During this year alone, some 44 dens of erosion have been dug throughout the city of Rome. The Italian capital's sacrifices are made from a new pit every two-three days. They normally measure a room, a few feet wide, and a few feet deep. But in February of this year these pits sucked six cars into [...]
During this year alone, some 44 dens of erosion have been dug throughout the city of Rome. The Italian capital's sacrifices are made from a new pit every two-three days. They normally measure a room, a few feet wide, and a few feet deep. But in February of this year, these pits absorbed six cars into underground canals, after removing 50m from Livio Andronico Street, causing some buildings to be evacuated.
This is not a new phenomenon. Since 2010, Rome has had 90 such holes a year. In 2013, there were 104. The year 2018 seems to be going through that record. Clearly, the problem is escalating: roads are starting to look like cheese with holes “Emental”, while everyone in Italy is wondering why the earth, as the Jewish prophet Jesse says, “is wavering as a drunken man”.
Some blame the rain. Rome's inhabitants have been taught to wear sunglasses throughout the year, but the rains of the past six months have been the most common in history. Many of them have been called melodramatic “water bomb”. In September of last year, flooded subways were closed, as rivers flowed on moving stairs, and stations became like shower rooms, flowing from cracked ceilings. Thousands of cars dived into the water to the mirrors.
In November, this was a more serious sign that things had gotten worse that Lazio's fight against the Udinese was postponed due to torrential rains.

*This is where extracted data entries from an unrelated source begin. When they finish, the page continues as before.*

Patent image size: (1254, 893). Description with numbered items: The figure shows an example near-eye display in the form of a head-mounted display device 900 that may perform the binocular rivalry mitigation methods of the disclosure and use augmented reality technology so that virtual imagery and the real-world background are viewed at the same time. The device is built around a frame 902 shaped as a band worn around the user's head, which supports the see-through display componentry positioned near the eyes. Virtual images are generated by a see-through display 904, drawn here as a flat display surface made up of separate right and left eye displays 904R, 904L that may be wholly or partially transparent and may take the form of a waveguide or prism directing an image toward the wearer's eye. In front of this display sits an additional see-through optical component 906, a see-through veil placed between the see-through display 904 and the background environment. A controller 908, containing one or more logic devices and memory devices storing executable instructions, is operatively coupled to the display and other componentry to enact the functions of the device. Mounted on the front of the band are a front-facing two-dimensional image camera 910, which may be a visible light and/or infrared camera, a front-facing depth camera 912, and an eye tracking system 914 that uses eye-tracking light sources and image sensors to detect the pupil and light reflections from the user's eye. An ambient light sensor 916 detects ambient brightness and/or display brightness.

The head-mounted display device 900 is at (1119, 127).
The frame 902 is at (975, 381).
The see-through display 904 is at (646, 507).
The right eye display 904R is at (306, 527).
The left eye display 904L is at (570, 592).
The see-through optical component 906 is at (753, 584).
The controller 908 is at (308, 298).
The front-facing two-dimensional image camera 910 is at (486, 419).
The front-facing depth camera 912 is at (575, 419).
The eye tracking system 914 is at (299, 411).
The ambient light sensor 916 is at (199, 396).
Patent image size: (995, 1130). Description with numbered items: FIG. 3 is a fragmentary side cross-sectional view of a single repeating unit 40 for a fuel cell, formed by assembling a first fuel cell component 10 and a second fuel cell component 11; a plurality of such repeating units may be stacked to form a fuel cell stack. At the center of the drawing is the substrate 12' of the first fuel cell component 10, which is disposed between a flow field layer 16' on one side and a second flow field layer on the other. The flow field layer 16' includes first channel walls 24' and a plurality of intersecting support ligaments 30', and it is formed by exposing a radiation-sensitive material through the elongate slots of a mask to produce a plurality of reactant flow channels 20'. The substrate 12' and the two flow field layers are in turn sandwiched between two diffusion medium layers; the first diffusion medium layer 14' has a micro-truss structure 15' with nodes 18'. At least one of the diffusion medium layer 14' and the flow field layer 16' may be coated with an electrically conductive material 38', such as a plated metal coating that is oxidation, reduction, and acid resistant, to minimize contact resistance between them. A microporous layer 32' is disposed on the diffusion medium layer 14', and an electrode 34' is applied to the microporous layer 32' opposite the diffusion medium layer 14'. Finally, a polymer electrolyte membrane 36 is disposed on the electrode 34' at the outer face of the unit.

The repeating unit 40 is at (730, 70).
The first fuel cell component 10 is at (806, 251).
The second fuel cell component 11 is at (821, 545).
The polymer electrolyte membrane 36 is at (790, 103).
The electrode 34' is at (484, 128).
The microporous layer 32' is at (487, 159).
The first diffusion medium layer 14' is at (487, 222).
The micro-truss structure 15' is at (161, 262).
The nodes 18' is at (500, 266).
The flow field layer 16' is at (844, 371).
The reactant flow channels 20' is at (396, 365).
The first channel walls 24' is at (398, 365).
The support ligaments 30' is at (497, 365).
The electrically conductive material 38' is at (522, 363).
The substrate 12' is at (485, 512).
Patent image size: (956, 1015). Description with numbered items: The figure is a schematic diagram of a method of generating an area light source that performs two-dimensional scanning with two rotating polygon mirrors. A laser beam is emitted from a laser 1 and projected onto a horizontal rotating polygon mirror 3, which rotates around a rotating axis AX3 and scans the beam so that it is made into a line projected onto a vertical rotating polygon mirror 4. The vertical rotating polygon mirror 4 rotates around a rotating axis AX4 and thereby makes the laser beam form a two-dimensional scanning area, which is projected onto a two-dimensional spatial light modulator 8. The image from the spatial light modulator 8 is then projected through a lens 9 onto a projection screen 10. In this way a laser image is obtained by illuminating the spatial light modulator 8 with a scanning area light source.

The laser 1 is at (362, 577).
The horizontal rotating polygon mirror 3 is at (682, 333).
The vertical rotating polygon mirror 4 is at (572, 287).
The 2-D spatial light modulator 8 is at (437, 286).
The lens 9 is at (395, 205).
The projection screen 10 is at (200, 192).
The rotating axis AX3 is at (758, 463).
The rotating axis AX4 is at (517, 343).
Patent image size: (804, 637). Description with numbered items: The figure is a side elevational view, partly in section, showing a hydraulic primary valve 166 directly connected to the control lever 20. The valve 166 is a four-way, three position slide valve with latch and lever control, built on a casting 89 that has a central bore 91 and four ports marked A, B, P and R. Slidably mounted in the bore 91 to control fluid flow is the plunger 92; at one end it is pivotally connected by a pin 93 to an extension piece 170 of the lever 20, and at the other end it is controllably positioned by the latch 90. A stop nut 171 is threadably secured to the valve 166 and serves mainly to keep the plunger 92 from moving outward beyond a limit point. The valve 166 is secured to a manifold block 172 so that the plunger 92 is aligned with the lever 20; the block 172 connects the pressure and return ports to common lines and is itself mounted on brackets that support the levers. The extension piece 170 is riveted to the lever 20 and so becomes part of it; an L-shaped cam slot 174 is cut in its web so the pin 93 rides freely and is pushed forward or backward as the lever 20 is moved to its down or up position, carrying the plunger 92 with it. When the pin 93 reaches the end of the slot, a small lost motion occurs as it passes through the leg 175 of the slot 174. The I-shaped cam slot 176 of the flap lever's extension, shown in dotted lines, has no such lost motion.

A week ago there were new flooding in the subway. Last month, Italy has had 141% higher than normal rainfall.
Rain is a problem because of city geology. Most of Rome is built on soft layers of soil, such as the lily fields of the Tibet River. This means that water removes small deposits that give ground stability. The mild earth adds not only earthquake shake (by and Colosseum lacking south) but also the vibrations coming from city traffic, causing what the president of the Lazio geologists' association calls “land formation”. It's like waving a sieve of water and clay under asphalt. Soon the water will be washed away and will remain a wet mass, such as gelatin, which must sustain all traffic on top.
The added water comes, not from the rainfall, but from the cracked underground infrastructure. Ancient pipelines, such as “Vergin”, which supplies the “Travi”, continue to be used today. Because of the leaks, 50% of the water from Lakes of Lacio to the fountains of Rome's inhabitants is lost along the way. Many of the city's sewers are so old that they are still made of bricks and cracked tiles. In addition, under the city are some 20 square miles [30 sq km] of tunnels, cavitons, catacombs, and qualms, which do not help the situation at all.
Rome, February 2018
The municipal council has deteriorated the situation in numerous ways: it is always corrupt and often incompetent. They can't even buy a green Christmas tree this year. The tender process for repair and reconstruction of roads drags on for years because the bureaucracy in Rome is turbulent. When a contract is finally granted, companies make the roads worse because they try to save, or because they want to continue to have jobs. Meanwhile, the municipality receives 4,000 claims of compensation annually from Insurance, mainly for car damage and bone fractures caused by the work.
Rome's inhabitants deal with this problem with their characteristic mood. They're laughing that Honda has opened a spring test center in Rome because the city has the worst roads in the world. Christmas bluefinch was named “gebarak”, and a cartoon published last week said that scattered holes in the city could stop Mass and his friends from visiting the Barcelona team (so, Rome wins, anyway).
But underground pits serve as a serious reminder that extreme weather, mixed with procedural disabilities, can have fatal consequences. A month ago, Genova Mayor Marta Vinci was sentenced to five years in prison for failing to take security during the 2011 floods when four women and two children died. In January 2017, 29 people died after snowfall and earthquakes created an avalanche that destroyed a hotel in Rigapiano, Abroco. Warnings had long been ignored, and rescue efforts were so slow that one of the victims seemed to have survived under the snow for 40 hours before his death.
It may not be right to blame the emergency staff or politicians for those deaths. An Italian ironic statement mocks the habit of blaming politicians for everything: “Be rain: thief government! ” From these craters created in Rome, it is clear that events that once seemed extraordinary have now become normal. Livorno had 256 milliliters of rain in one night in 2017, which had dropped in total for eight months. The subsequent floods left eight people dead. In Messina, 37 people died in 2009; 13 died in Liguria during the next two years; 18 in Sardinia in 2013.
After many earthquakes in Le Marche this month, the feeling that the underground layers in Italy are no longer strong. Not only because of earthquakes (the earthquakes have claimed 669 lives in the last 10 years). It also has to do with topography: The steep, waved mountains, like Rome's asphalt, are often given gravity and take along roads and homes. At a time when the weather gets more extreme, the earth is unlikely to recover soon.